Mortgage professionals reflect on BOE rate hike

Borrowers to feel pinch but market “in good shape”.

Mortgage professionals reflect on BOE rate hike

The UK mortgage industry was this week taking stock of the Bank of England’s decision to raise the base interest rate a quarter point to 0.5%.

Although last Thursday’s move had been widely expected, it was the first back-to-back rate hike since 2004 and came hot on the heels of a huge energy price hike.

Significantly, four out of the nine policymakers wanted a bigger increase to 0.75% in response to soaring inflation, which is now expected to hit 6% this month before peaking at 7.25% in the spring.

Ominously dubbed ‘Black Thursday’, the BOE expects spending power to fall by 2% this year, effectively the biggest drop in living standards for households in more than 30 years.

To put that into context, it will be five times more severe than during the 2008 crash, when income reportedly fell by 0.4%.

Read more: Ups and downs

In practical terms for homeowners on a standard variable rate, this could mean an increase in their mortgage payments, as lenders are likely to pass on the costs to borrowers.

Sarah Tucker, the founder and managing director at The Mortgage Mum, told Mortgage Introducer that more people would want to re-mortgage their homes and request a review of their fixed rate before further increases were introduced.

She said: “I’ve already had a number of enquiries from clients of mine who are not due to re-mortgage for two or three years asking me to price up their options now. There is a lot of fear, but I do think the future rate increase predictions are accurate.”

The fact that four of the nine policy makers voted for an even bigger base rate increase was evidence that further rises were expected, she noted.

“Experts are being quoted as saying the base rate will be 1.25% by the end of the year, which will have a huge impact on the cost of borrowing,” she added.

“On some level, we can see why they’re doing it. Demand is still incredibly high in the property market, and inflation is double what they expected it to be. By increasing the cost of borrowing they are hoping to bring this down.”

She said many of her clients on variable and tracker rate mortgages “will be getting calls to encourage them to look at a fixed rate”.

She added: “We predict a rise in the highly anticipated 10-year fixed rate mortgages. People just want to feel security in one area of their life, and with so much uncertainty in the world, it’s no wonder a 10-year fixed rate seems appealing.

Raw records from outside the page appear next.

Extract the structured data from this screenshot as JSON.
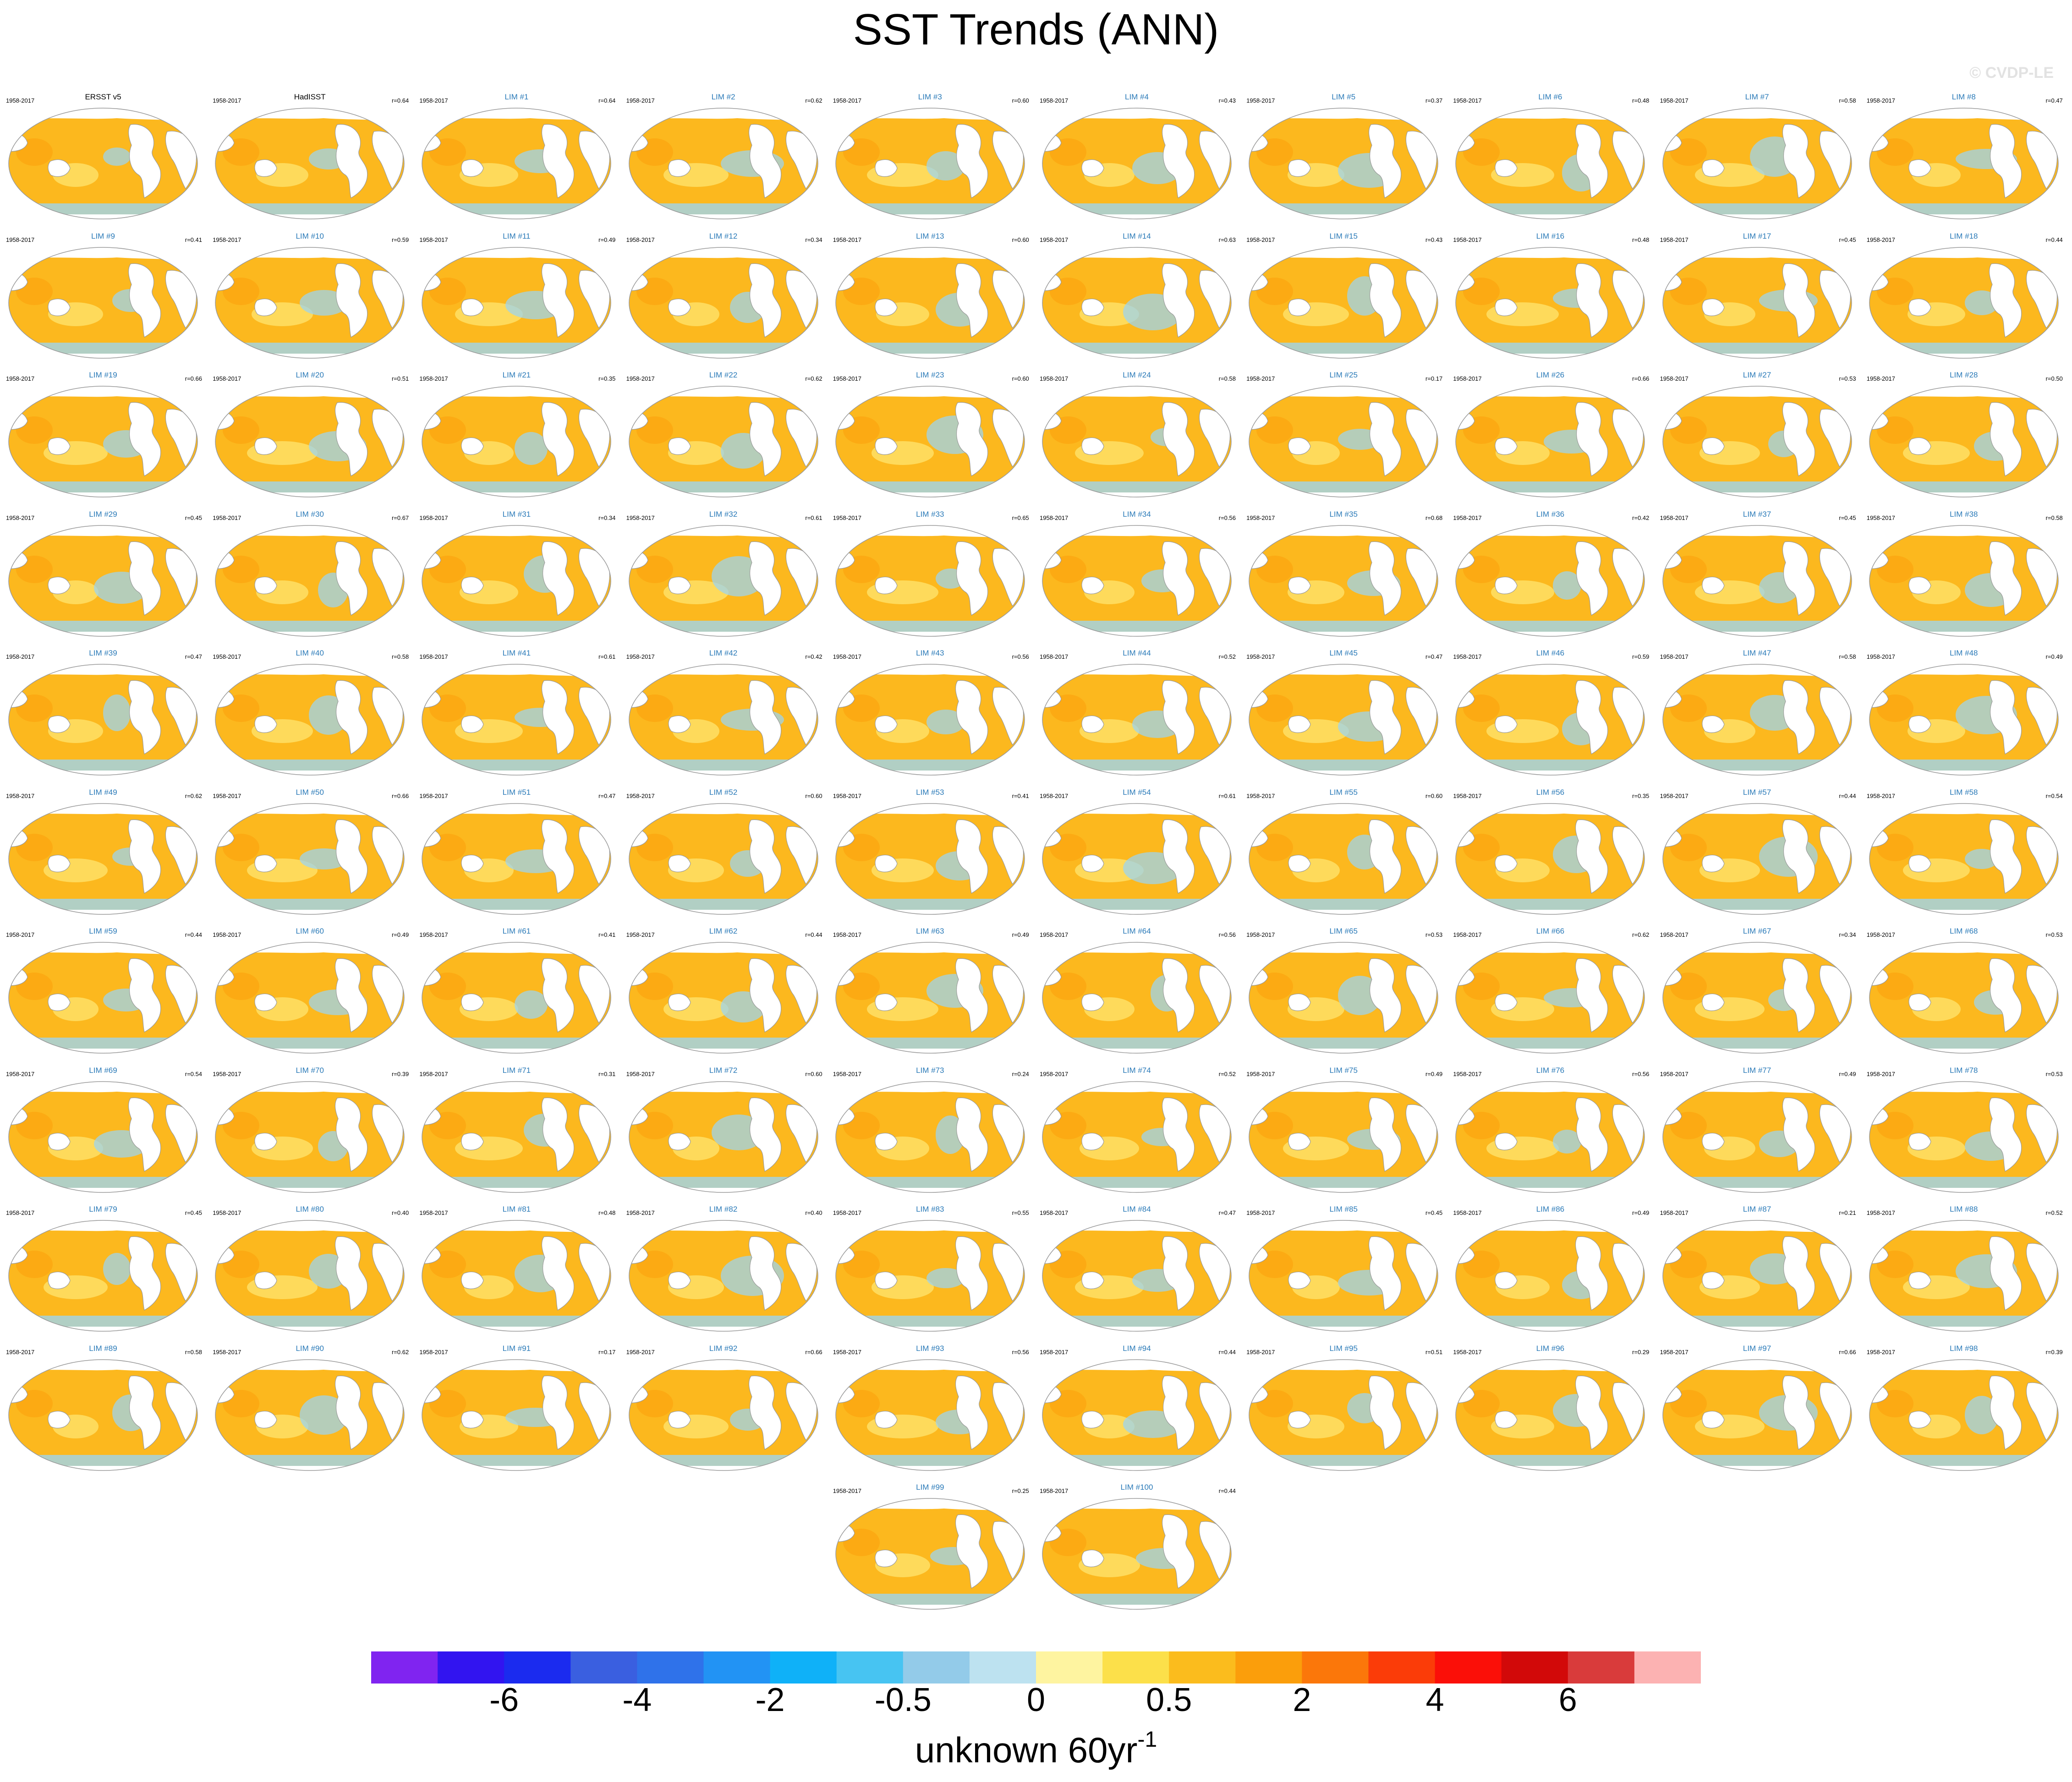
{
  "title": "SST Trends (ANN)",
  "watermark": "© CVDP-LE",
  "period": "1958-2017",
  "panels": [
    {
      "title": "ERSST v5",
      "corr": "",
      "obs": true
    },
    {
      "title": "HadISST",
      "corr": "r=0.64",
      "obs": true
    },
    {
      "title": "LIM #1",
      "corr": "r=0.64"
    },
    {
      "title": "LIM #2",
      "corr": "r=0.62"
    },
    {
      "title": "LIM #3",
      "corr": "r=0.60"
    },
    {
      "title": "LIM #4",
      "corr": "r=0.43"
    },
    {
      "title": "LIM #5",
      "corr": "r=0.37"
    },
    {
      "title": "LIM #6",
      "corr": "r=0.48"
    },
    {
      "title": "LIM #7",
      "corr": "r=0.58"
    },
    {
      "title": "LIM #8",
      "corr": "r=0.47"
    },
    {
      "title": "LIM #9",
      "corr": "r=0.41"
    },
    {
      "title": "LIM #10",
      "corr": "r=0.59"
    },
    {
      "title": "LIM #11",
      "corr": "r=0.49"
    },
    {
      "title": "LIM #12",
      "corr": "r=0.34"
    },
    {
      "title": "LIM #13",
      "corr": "r=0.60"
    },
    {
      "title": "LIM #14",
      "corr": "r=0.63"
    },
    {
      "title": "LIM #15",
      "corr": "r=0.43"
    },
    {
      "title": "LIM #16",
      "corr": "r=0.48"
    },
    {
      "title": "LIM #17",
      "corr": "r=0.45"
    },
    {
      "title": "LIM #18",
      "corr": "r=0.44"
    },
    {
      "title": "LIM #19",
      "corr": "r=0.66"
    },
    {
      "title": "LIM #20",
      "corr": "r=0.51"
    },
    {
      "title": "LIM #21",
      "corr": "r=0.35"
    },
    {
      "title": "LIM #22",
      "corr": "r=0.62"
    },
    {
      "title": "LIM #23",
      "corr": "r=0.60"
    },
    {
      "title": "LIM #24",
      "corr": "r=0.58"
    },
    {
      "title": "LIM #25",
      "corr": "r=0.17"
    },
    {
      "title": "LIM #26",
      "corr": "r=0.66"
    },
    {
      "title": "LIM #27",
      "corr": "r=0.53"
    },
    {
      "title": "LIM #28",
      "corr": "r=0.50"
    },
    {
      "title": "LIM #29",
      "corr": "r=0.45"
    },
    {
      "title": "LIM #30",
      "corr": "r=0.67"
    },
    {
      "title": "LIM #31",
      "corr": "r=0.34"
    },
    {
      "title": "LIM #32",
      "corr": "r=0.61"
    },
    {
      "title": "LIM #33",
      "corr": "r=0.65"
    },
    {
      "title": "LIM #34",
      "corr": "r=0.56"
    },
    {
      "title": "LIM #35",
      "corr": "r=0.68"
    },
    {
      "title": "LIM #36",
      "corr": "r=0.42"
    },
    {
      "title": "LIM #37",
      "corr": "r=0.45"
    },
    {
      "title": "LIM #38",
      "corr": "r=0.58"
    },
    {
      "title": "LIM #39",
      "corr": "r=0.47"
    },
    {
      "title": "LIM #40",
      "corr": "r=0.58"
    },
    {
      "title": "LIM #41",
      "corr": "r=0.61"
    },
    {
      "title": "LIM #42",
      "corr": "r=0.42"
    },
    {
      "title": "LIM #43",
      "corr": "r=0.56"
    },
    {
      "title": "LIM #44",
      "corr": "r=0.52"
    },
    {
      "title": "LIM #45",
      "corr": "r=0.47"
    },
    {
      "title": "LIM #46",
      "corr": "r=0.59"
    },
    {
      "title": "LIM #47",
      "corr": "r=0.58"
    },
    {
      "title": "LIM #48",
      "corr": "r=0.49"
    },
    {
      "title": "LIM #49",
      "corr": "r=0.62"
    },
    {
      "title": "LIM #50",
      "corr": "r=0.66"
    },
    {
      "title": "LIM #51",
      "corr": "r=0.47"
    },
    {
      "title": "LIM #52",
      "corr": "r=0.60"
    },
    {
      "title": "LIM #53",
      "corr": "r=0.41"
    },
    {
      "title": "LIM #54",
      "corr": "r=0.61"
    },
    {
      "title": "LIM #55",
      "corr": "r=0.60"
    },
    {
      "title": "LIM #56",
      "corr": "r=0.35"
    },
    {
      "title": "LIM #57",
      "corr": "r=0.44"
    },
    {
      "title": "LIM #58",
      "corr": "r=0.54"
    },
    {
      "title": "LIM #59",
      "corr": "r=0.44"
    },
    {
      "title": "LIM #60",
      "corr": "r=0.49"
    },
    {
      "title": "LIM #61",
      "corr": "r=0.41"
    },
    {
      "title": "LIM #62",
      "corr": "r=0.44"
    },
    {
      "title": "LIM #63",
      "corr": "r=0.49"
    },
    {
      "title": "LIM #64",
      "corr": "r=0.56"
    },
    {
      "title": "LIM #65",
      "corr": "r=0.53"
    },
    {
      "title": "LIM #66",
      "corr": "r=0.62"
    },
    {
      "title": "LIM #67",
      "corr": "r=0.34"
    },
    {
      "title": "LIM #68",
      "corr": "r=0.53"
    },
    {
      "title": "LIM #69",
      "corr": "r=0.54"
    },
    {
      "title": "LIM #70",
      "corr": "r=0.39"
    },
    {
      "title": "LIM #71",
      "corr": "r=0.31"
    },
    {
      "title": "LIM #72",
      "corr": "r=0.60"
    },
    {
      "title": "LIM #73",
      "corr": "r=0.24"
    },
    {
      "title": "LIM #74",
      "corr": "r=0.52"
    },
    {
      "title": "LIM #75",
      "corr": "r=0.49"
    },
    {
      "title": "LIM #76",
      "corr": "r=0.56"
    },
    {
      "title": "LIM #77",
      "corr": "r=0.49"
    },
    {
      "title": "LIM #78",
      "corr": "r=0.53"
    },
    {
      "title": "LIM #79",
      "corr": "r=0.45"
    },
    {
      "title": "LIM #80",
      "corr": "r=0.40"
    },
    {
      "title": "LIM #81",
      "corr": "r=0.48"
    },
    {
      "title": "LIM #82",
      "corr": "r=0.40"
    },
    {
      "title": "LIM #83",
      "corr": "r=0.55"
    },
    {
      "title": "LIM #84",
      "corr": "r=0.47"
    },
    {
      "title": "LIM #85",
      "corr": "r=0.45"
    },
    {
      "title": "LIM #86",
      "corr": "r=0.49"
    },
    {
      "title": "LIM #87",
      "corr": "r=0.21"
    },
    {
      "title": "LIM #88",
      "corr": "r=0.52"
    },
    {
      "title": "LIM #89",
      "corr": "r=0.58"
    },
    {
      "title": "LIM #90",
      "corr": "r=0.62"
    },
    {
      "title": "LIM #91",
      "corr": "r=0.17"
    },
    {
      "title": "LIM #92",
      "corr": "r=0.66"
    },
    {
      "title": "LIM #93",
      "corr": "r=0.56"
    },
    {
      "title": "LIM #94",
      "corr": "r=0.44"
    },
    {
      "title": "LIM #95",
      "corr": "r=0.51"
    },
    {
      "title": "LIM #96",
      "corr": "r=0.29"
    },
    {
      "title": "LIM #97",
      "corr": "r=0.66"
    },
    {
      "title": "LIM #98",
      "corr": "r=0.39"
    },
    {
      "title": "LIM #99",
      "corr": "r=0.25"
    },
    {
      "title": "LIM #100",
      "corr": "r=0.44"
    }
  ],
  "colors": {
    "obs_title": "#000000",
    "lim_title": "#2a7ab8",
    "ocean_warm": "#fcb81e",
    "land": "#ffffff",
    "coast": "#9a9a9a",
    "ocean_cool": "#9dd4ee"
  },
  "colorbar": {
    "colors": [
      "#8024f0",
      "#3214f0",
      "#1b2bef",
      "#3a5fe0",
      "#2f72ea",
      "#2293f4",
      "#0fb1f8",
      "#47c4f2",
      "#93cbe9",
      "#bde2f0",
      "#fef4a0",
      "#fce04a",
      "#fbbc1d",
      "#fb9e0b",
      "#fb770a",
      "#fb3c08",
      "#fb0f08",
      "#d20909",
      "#d93b3b",
      "#fcb2b2"
    ],
    "labels": [
      {
        "text": "-6",
        "boundary": 2
      },
      {
        "text": "-4",
        "boundary": 4
      },
      {
        "text": "-2",
        "boundary": 6
      },
      {
        "text": "-0.5",
        "boundary": 8
      },
      {
        "text": "0",
        "boundary": 10
      },
      {
        "text": "0.5",
        "boundary": 12
      },
      {
        "text": "2",
        "boundary": 14
      },
      {
        "text": "4",
        "boundary": 16
      },
      {
        "text": "6",
        "boundary": 18
      }
    ],
    "units": "unknown 60yr",
    "units_exponent": "-1"
  }
}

It’s one thing less for them to worry about!”

Read more: Four key trends for UK real estate in 2022

Graham Cox, the founder of Self-Employed Mortgage Hub, was quoted in The Daily Mail saying that the energy cap rise would “inevitably make it harder for people to get a mortgage”.

He said all lenders would factor the increase and other price rises, including food and fuel “into affordability calculations”, and with interest rates rising, he predicted house prices would fall “within a few months”.

By contrast, Simon Jackson, chief executive officer at MSS, said he remained positive about the UK’s housing market prospects.

He told Mortgage Introducer: “It remains in good shape and should be able to withstand measured and proportionate rises in interest rates.

“Given the inflationary headwinds facing the economy, the direction of travel for interest rates is clear. However, for the majority of homeowners, interest rates will remain at historically low levels and comfortably less than the affordability level tested by their lender at application.”

The director of B & W Bridging, Damien Druce, said the small rise in interest rates was needed.

“Sensible and sustainable increases will address inflation and the cost of living, which is of course a major concern for low-income individuals and families up and down the country.

“Moreover, it will help get us back to where we were pre-pandemic, at which point the housing market was buoyant. I expect one or two more increases over the course of the year and for our resilient housing market to comfortably absorb them,” he said.

Aside from the issue of rates, consumers have also been hit with the highest price rises in almost 10 years, in addition to a whopping increase in energy bills after regulator Ofgem confirmed they would go up by an average of £693 a year from April.

The timing will coincide with the 1.25% hike in National Insurance contributions.

The BOE, however, said it expected inflation “to fall back from the middle of this year”, believing it can reduce inflation and edge closer to its 2% target in around two years’ time.